◆飛躍する「米国高配当株」と「宇宙関連株」
12月20日に新規設定されたばかりの「SBI・S・米国高配当株式ファンド(年4回決算型)」が資金流入額727億円で、ランキングの第5位になった。同ファンドは米国の配当利回りが高い100銘柄で構成される指数である「ダウ・ジョーンズUSディビデンド100インデックス」への連動を目指すETF「SCHD」に投資することで、米国株式の値上がり益と配当の両面のメリットを享受することをめざす。同様の仕組みである「楽天・高配当株式・米国ファンド(四半期決算型)」は、一足早く2024年9月18日に設定され、年末までの3カ月程度の期間に純資産残高が1000億円を超える人気ファンドになっている。「SBI・S・米国高配当株式ファンド(年4回決算型)」もSBI証券の単独募集による新規設定だったにもかかわらず、設定から1カ月足らずの1月16日には純資産額が957億円と1000億円の大台に届きそうだ。
高配当株式は、これまで株式市場の人気を集めてきた「マグニフィセント・セブン」といわれる大型ハイテク株と違って、成熟して安定的な業績をあげている企業群が多い。実際に、同ファンドが投資する高配当株ETF「SCHD」の組み入れ上位銘柄は、医療関連の「ファイザー」、エネルギーの「シェブロン」、IT・通信の「シスコシステムズ」、飲料会社の「コカ・コーラ」、医療関係の「アッヴィ(ABBV)」などとなっている。「S&P500」の組み入れ上位である「アップル」「エヌビディア」「マイクロソフト」などとは大きく異なる銘柄群だ。

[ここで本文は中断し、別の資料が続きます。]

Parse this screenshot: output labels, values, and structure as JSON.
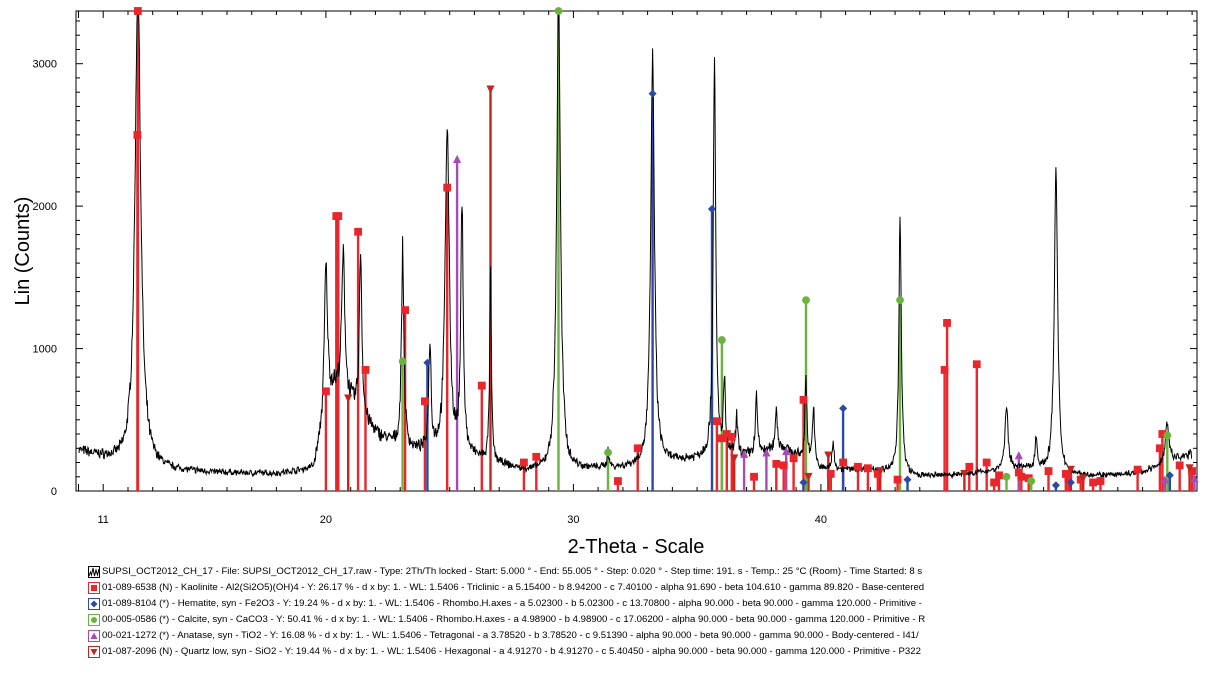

9月18日に設定された「楽天・高配当株式・米国ファンド(四半期決算型)」の基準価額は約4カ月経った1月16日時点で1万954円とおおむね10%上昇している。この期間、「eMAXIS Slim 米国株式(S&P500)」の基準価額の上昇率は18.55%であり、その水準には届かないものの、配当を得ながら着実に資産の増大を図ることを目的としたファンドという異なる性格をもっているだけに、価格上昇率だけが評価の対象ではない。今後、それぞれのファンドで分配金が払い出されるようになると、そのファンドの価値もより明確になってくるだろう。今後が楽しみなファンドだ。
また、第10位にジャンプアップした「東京海上・宇宙関連株式ファンド(為替ヘッジなし)」も面白い存在だ。同ファンドの設定は2018年9月12日で決して新しいファンドではない。注目が高まったのは米国でトランプ氏の優勢が伝えられるようになった2024年10月以降のことだ。9月末時点の基準価額は1万8621円だったが、10月末には2万556円に上昇し、トランプ氏が当選を確実にした11月11日には2万1824円。そして、11月14日には2万2546円の高値を付ける。その後も高値を維持し、1月16日時点の基準価額は2万2770円だ。
昨年9月末から1月16日までの同ファンドの上昇率は22.28%で、この期間の「eMAXIS Slim 米国株式(S&P500)」の上昇率14.03%を上回っている。宇宙関連産業の育成は第1次トランプ政権の時にも積極的に取り組まれた政策の1つで、今回は政権の主要メンバーに米国の新興宇宙開発会社であるスペースXのCEOであるイーロン・マスク氏も加わっている。宇宙関連産業は、ロケットの小型化が進むなど打ち上げの効率化が進展したことで、いよいよ様々な目的で宇宙空間を活用する時代を迎えている。これまで株式市場の大きな注目テーマであった「AI(人工知能)」や「半導体」に並ぶような注目産業として定着できるのか、今後の動きが注目される。